かつて、目に見えるもの、見えないもの、その全てを背負いこもうとした彼女は、1つの答えを得て初めて純粋たる己の意思で前へと、その歩みを進める。
これは、そんな彼女の一歩目の物語
──fate/kaliya anotherstory epicof Artoria
「それで、ここですか?」
「その通りさアルトリア。まあ目的地まではまだ数十kmあるけれどもね」
「数十km? 貴方程の魔術師が、いかに異世界とは言え転移地点をそこまでずらしてしまうとは考えにくいのですが」
「信用してくれてどうもありがとう。もちろん、その通りさ。やろうと思えば床板1枚分もずらすことなく行けるとも。けど、その前にまず君にこの世界をその目で見て欲しくてね」
澄んだ青空と、どこまでも広がる荒野に風が吹く。
だだっ広い大地に似つかわしいとは言えない二人組が立つ。
一人はその空の色のように青いドレスに身を包み、吹き付ける風に金色の髪を靡かせ、その翡翠の瞳をしばたたかせる。
一言で表すなら絶世の美少女。だがその瞳に秘めた強い意思は、かよわい少女のそれではない。

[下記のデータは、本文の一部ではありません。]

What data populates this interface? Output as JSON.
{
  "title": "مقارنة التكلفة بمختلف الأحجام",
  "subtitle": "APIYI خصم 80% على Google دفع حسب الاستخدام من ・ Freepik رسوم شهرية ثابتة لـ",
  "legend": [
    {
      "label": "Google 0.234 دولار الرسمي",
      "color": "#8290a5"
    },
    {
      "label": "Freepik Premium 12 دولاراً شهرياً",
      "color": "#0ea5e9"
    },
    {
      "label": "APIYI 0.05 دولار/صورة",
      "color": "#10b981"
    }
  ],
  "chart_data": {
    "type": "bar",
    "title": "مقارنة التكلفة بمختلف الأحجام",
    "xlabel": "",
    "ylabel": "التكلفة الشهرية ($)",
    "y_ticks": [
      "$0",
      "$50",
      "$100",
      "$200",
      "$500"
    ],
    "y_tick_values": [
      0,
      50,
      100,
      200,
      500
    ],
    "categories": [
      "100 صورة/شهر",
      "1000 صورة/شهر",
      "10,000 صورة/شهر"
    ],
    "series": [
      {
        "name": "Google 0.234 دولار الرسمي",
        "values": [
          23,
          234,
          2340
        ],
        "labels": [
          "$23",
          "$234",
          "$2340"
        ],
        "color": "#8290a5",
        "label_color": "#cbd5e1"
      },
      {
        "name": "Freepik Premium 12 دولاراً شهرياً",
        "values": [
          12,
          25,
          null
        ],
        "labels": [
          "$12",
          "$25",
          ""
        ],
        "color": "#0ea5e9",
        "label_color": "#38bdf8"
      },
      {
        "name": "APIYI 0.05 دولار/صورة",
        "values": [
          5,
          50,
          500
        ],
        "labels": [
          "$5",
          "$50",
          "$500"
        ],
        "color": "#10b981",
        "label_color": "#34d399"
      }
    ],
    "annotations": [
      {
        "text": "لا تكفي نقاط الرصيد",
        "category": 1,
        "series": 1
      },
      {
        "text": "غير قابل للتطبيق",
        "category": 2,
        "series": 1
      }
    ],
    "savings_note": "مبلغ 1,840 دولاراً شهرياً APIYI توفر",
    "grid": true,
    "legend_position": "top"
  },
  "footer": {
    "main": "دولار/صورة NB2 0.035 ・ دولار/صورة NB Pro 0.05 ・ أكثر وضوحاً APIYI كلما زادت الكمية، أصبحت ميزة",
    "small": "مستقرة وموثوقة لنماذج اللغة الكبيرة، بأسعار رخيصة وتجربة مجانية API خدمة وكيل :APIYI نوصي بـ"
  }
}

アルトリア・ペンドラゴン、かつてアーサー王と呼ばれた、英国の誇る史上最も高名な騎士王
彼女の訝しげな問いに、隣に立つ青年は涼しげに答える。
彼の名はマーリン。華の魔術師、キングメーカー、異名には枚挙が無い。
そんな彼に対して知る人間の共通した評価としては"とんでもないクズ野郎"という所だろうか
「今なにかとても失礼な言葉が聞こえたような気がしたけれど」
「何か言いましたか? マーリン」
「なんでもないさ。で、どうだい第一印象としては?」
「こんな荒野だけ見て印象も何もあったものではないですが……そうですね。とにかく空気中のエーテルが凄まじく濃い。私のいたブリテンでは比にもならない。更に前……神代ですか?」
「正解。ここでなら君がその聖剣を数度連発してもその魔力を枯渇させないレベルさ。細かい解説は面倒だから控えるけどね」
「その事実さえ分かれば充分です。では行きましょうか」
「はいはい」
マーリンを前に二人は歩き出す。
──荒野を越え
──山を越え
──森を越え
──川を越え
──華を謳う魔術師の語りでこの世界のあらましを理解する。ここは古代メソポタミア。シュメール王朝初期、ウルクの地。神代、神と人間が交わる大地。
それが今自分達が存在する場所であると。
目指すはその文明の中心地──
「と、言うことであそこが目的地さ、どうだい立派なものだろう?」
「これは……」
歩くこと丸二日
流石に遠すぎたーなんて汗を拭うマーリンのぼやきはアルトリアの耳には入ってはいなかった。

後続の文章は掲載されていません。